Why the paper's 'role-free' framing is doing slightly more rhetorical work than it should — structural prompting still bakes in real priors

The missing experiment that would make this work bulletproof: an inference-cost-matched baseline, and a sweep showing the gains survive at frontier-model scale

A concrete warning for anyone building multi-agent systems: naively scaling up the number of agents can make performance actively worse

00:00 — The 20-point gap that motivates the paper
A headline result where splitting a fixed parameter budget across three communicating agents dramatically outperforms putting it all in one.

03:40 — Agents as positions in a graph, not job titles
The paper's central reframe: treat multi-agent systems as neural networks where each neuron is a language model and each signal is text.

07:21 — How you train a network you can't differentiate through
Walking through REINFORCE and the basketball-scoreboard intuition for why a single reward signal can teach an entire graph of agents to specialize.

11:01 — The controlled experiment and what it does and doesn't show
Examining the parameter-matched comparison across ARC, MMLU physics, and HumanEval — and the inference-cost and backbone-scale caveats.

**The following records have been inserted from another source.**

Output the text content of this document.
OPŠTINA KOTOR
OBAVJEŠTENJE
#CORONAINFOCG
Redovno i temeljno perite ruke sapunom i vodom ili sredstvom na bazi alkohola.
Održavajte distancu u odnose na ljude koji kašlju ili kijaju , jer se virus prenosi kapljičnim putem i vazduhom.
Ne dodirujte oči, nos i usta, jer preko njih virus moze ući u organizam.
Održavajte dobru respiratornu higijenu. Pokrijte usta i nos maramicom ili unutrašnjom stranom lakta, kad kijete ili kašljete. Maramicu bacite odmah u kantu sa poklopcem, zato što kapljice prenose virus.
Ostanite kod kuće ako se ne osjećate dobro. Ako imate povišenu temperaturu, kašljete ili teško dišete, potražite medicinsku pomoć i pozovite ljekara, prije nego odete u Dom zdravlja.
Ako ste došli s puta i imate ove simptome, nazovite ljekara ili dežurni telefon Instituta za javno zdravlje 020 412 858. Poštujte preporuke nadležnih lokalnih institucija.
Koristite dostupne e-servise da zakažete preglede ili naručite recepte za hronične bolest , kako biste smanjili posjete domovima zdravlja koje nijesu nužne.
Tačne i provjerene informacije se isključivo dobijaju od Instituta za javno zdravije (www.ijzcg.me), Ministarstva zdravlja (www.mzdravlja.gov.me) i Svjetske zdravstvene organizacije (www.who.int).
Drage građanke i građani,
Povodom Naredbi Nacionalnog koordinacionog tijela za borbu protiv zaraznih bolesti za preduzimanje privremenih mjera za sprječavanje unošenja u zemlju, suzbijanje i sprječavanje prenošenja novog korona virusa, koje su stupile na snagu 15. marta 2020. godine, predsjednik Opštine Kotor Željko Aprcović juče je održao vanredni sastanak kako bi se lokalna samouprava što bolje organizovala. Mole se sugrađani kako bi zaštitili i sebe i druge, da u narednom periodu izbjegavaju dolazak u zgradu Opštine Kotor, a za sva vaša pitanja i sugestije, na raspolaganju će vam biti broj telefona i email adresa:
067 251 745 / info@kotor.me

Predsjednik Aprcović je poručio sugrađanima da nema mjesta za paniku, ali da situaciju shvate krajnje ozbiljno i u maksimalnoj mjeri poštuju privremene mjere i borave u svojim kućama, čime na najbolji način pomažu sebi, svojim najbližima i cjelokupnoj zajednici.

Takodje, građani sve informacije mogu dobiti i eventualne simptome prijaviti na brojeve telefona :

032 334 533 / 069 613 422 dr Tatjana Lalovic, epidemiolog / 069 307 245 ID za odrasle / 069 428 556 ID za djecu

14:42 — Why bigger teams fail from scratch but succeed when grown
The progressive growth result: the same architecture flips from a downward to an upward scaling curve depending on the training schedule.

18:23 — How 'role-free' the agents actually are
A careful look at how much structural information the prompts still encode, even without semantic role descriptions.

22:03 — What this means for the field
Three takeaways: a new scaling axis accessible outside frontier labs, a reframe of the agent abstraction, and a warning against naive multi-agent scaling.